Quality-of-life measures were also similar for both groups of women. However, women who took letrozole had more bone pain, bone fractures, and newly diagnosed osteoporosis than women who took placebo. Although women in the trial generally fared well in terms of side effects, Dr. Goss stressed that the women in the trial were a highly selected group—those who had already been able to take aromatase inhibitors for 5 years without any major problems.
This is a group of women “who can tolerate the drug, whose quality of life is unchanged and … who [have] no particular toxicities” to aromatase inhibitor therapy, noted Dr. Goss.

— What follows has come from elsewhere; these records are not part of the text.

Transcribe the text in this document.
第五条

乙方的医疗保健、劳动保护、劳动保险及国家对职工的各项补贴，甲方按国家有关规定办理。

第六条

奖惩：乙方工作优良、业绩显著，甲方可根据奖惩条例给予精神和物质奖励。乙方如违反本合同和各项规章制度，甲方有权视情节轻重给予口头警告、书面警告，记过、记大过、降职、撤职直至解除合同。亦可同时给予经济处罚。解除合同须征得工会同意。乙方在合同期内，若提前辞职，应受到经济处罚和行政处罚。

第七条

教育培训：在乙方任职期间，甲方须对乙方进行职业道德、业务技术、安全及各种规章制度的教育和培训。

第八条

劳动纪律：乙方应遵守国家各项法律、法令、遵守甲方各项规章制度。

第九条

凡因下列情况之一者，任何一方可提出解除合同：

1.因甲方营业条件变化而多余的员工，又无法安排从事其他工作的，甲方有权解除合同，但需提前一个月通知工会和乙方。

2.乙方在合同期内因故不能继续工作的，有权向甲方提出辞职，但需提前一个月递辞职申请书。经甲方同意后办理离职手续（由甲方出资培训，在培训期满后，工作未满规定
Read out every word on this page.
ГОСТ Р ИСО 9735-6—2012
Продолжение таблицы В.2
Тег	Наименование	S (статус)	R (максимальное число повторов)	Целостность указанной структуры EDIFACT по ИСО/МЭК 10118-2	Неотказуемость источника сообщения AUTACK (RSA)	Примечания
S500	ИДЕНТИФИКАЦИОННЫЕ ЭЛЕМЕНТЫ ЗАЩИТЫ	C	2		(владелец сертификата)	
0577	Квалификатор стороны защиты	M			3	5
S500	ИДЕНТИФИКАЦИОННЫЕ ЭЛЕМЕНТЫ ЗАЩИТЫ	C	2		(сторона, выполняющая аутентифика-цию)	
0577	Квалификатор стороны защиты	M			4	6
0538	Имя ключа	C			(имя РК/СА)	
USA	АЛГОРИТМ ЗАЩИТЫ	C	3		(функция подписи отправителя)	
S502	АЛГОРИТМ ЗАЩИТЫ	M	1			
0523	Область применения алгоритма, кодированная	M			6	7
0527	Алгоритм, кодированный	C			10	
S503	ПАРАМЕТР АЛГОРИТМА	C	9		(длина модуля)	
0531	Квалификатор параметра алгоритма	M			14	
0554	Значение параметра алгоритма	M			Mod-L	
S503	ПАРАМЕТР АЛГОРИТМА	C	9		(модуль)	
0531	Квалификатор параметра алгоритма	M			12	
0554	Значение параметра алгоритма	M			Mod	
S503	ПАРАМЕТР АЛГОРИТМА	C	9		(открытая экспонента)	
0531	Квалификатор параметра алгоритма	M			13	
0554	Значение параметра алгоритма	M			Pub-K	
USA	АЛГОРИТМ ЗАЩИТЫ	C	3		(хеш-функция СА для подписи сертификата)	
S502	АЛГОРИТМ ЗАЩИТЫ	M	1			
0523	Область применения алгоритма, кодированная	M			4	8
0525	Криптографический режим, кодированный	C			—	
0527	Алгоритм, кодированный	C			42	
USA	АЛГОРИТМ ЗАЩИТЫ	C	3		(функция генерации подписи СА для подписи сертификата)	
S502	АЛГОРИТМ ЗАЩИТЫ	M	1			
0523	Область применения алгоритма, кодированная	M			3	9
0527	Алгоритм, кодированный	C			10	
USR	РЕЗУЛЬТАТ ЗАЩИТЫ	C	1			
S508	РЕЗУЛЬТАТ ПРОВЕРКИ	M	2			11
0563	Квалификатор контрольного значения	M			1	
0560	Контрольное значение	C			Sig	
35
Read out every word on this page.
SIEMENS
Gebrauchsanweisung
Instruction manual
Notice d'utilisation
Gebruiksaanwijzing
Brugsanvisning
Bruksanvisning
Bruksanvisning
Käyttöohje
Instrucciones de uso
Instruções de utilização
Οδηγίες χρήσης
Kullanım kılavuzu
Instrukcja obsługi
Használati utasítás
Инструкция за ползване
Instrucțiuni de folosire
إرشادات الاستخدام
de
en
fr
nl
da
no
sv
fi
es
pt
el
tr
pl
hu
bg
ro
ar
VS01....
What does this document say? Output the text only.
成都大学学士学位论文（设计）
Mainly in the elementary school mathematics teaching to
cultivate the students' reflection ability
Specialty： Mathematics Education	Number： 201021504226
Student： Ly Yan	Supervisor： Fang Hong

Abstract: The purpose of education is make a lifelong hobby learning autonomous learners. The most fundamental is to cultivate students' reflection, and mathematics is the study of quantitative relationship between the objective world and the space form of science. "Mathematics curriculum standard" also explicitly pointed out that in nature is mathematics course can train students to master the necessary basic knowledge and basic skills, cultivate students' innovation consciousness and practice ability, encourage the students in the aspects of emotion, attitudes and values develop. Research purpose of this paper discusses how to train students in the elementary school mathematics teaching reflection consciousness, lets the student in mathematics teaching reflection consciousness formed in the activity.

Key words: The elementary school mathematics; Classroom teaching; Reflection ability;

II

For women who are at high risk of recurrence, said Dr. Zujewski, these findings indicate a greater chance that extended aromatase inhibitor therapy may reduce chances of a recurrence. Conversely, if a patient is at low risk of recurrence, lengthening treatment will likely be of little benefit. “You cannot cure a patient twice,” she said.
Dr. Zujewski said that she considers bone density measures when trying to decide whether to recommend tamoxifen, which protects women’s bones after menopause, or an aromatase inhibitor, which can harm bone.
“For patients who use aromatase inhibitors for an extended period of time, I recommend a bisphosphonate for bone protection—and studies of bisphosphonates suggest that this may help decrease the risk of metastatic disease as well.
“Monitoring bone health and using bone protecting agents when appropriate in these patients is really important,” said Dr. Zujewski. “In this trial, only about half of the women who had fractures used bisphosphonates. As clinicians, we need to do a better job of protecting the bones of women we consider for extended adjuvant therapy.”